Notice the spoon near the bottom that is missing most of the bowl.
The good thing about silverware besides the fact that it is often well marked is that you can find good web sites that provide excellent information about both the markings and companies that made the pieces. The sterlingflatwarefahsions.com site is one good example.
Here are a few of the marks from the group of items shown above.
|Star Rogers and Bro AI|
Established in 1858 at Waterbury by Asa Jr. and Simeon Rogers. Until 1874 the firm was only a flatware manufacturer. It was one of the original companies becoming part of International Silver Company in 1898
There are many silverware companies with "Rogers" in the name. Most are different than the company indicated by the mark shown above.

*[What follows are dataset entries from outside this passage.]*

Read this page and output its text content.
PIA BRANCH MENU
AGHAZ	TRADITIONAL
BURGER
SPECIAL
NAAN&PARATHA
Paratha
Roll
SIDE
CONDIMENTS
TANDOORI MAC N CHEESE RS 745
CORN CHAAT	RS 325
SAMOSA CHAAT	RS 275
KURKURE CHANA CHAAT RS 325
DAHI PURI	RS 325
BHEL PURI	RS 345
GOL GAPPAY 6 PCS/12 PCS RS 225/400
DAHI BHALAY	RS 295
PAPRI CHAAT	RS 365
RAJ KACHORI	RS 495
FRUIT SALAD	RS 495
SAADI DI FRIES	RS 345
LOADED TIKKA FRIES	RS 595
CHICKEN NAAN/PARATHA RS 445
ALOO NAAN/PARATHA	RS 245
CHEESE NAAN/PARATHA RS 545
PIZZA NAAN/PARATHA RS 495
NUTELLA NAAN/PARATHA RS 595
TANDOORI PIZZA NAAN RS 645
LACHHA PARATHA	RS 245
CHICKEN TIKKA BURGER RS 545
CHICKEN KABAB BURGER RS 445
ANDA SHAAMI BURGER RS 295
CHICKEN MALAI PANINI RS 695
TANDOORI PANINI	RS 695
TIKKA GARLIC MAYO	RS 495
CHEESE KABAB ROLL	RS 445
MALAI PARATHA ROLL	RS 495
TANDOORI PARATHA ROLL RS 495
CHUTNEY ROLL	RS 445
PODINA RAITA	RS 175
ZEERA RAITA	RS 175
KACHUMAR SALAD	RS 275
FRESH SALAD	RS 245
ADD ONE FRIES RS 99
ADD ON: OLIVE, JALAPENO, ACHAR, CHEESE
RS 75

|Four Crowns. Other Markings Unreadable.|
Silverware can also be identified by the pattern.
|Racebrook Silver Plate.|
Here is an interesting fact.
The only time and place in the U.S. where hallmarks were required on silver was in Baltimore during the years 1814 to 1830.
You can read more about that by using the following link.
Here is some more interesting information that I found.
It is now illegal to use the word silver to describe any new metal alloy that does not contain at least 70% silver. But the names for non-silver metals that contained the word silver were popular in the 1800's and early 1900's and are still in use today.
There are many of these metals and a few are: African Silver, Alpaca Silver (or Alpaca alone), Argentine Silver, Brazil Silver, Britannia Metal (alluding to Britannia Silver but is actually a form of pewter), German Silver (or simply G Silver), Mexican Silver, Montana Silver, Nickel Silver, Oregon Silver, Pearl Silver, Russian Silver, Siberian Silver and South American Silver
One of the forks shown above is marked "ALASKA." I thought it must have been from an airline or something, but here is what I found.
Alaska silver is a trade-name for a white metal. White metals have absolutely no silver content despite the use of the word silver in many of their names. These metals were named for their silver-white color, not for the content of the alloy and contain tin, zinc, lead, bismuth, antimony and/or copper in differing proportions. Pewter is considered by many to be one of the white metals since modern pewter consists of tin with a little antimony and, occasionally, copper (old pewter can have a high lead content and should not be used for food service).
And here is a nice brief history on electroplating.
I need to check to see if I down-graded my beach detecting conditions rating too soon. Like I said, it was a difficult call for me, but so far I think I was right. Nonetheless, it takes just a little change in angle to open up a new spot.
I've been watching one spot for over a month just waiting for a good low tide so I can work it. I'm itching to get at it.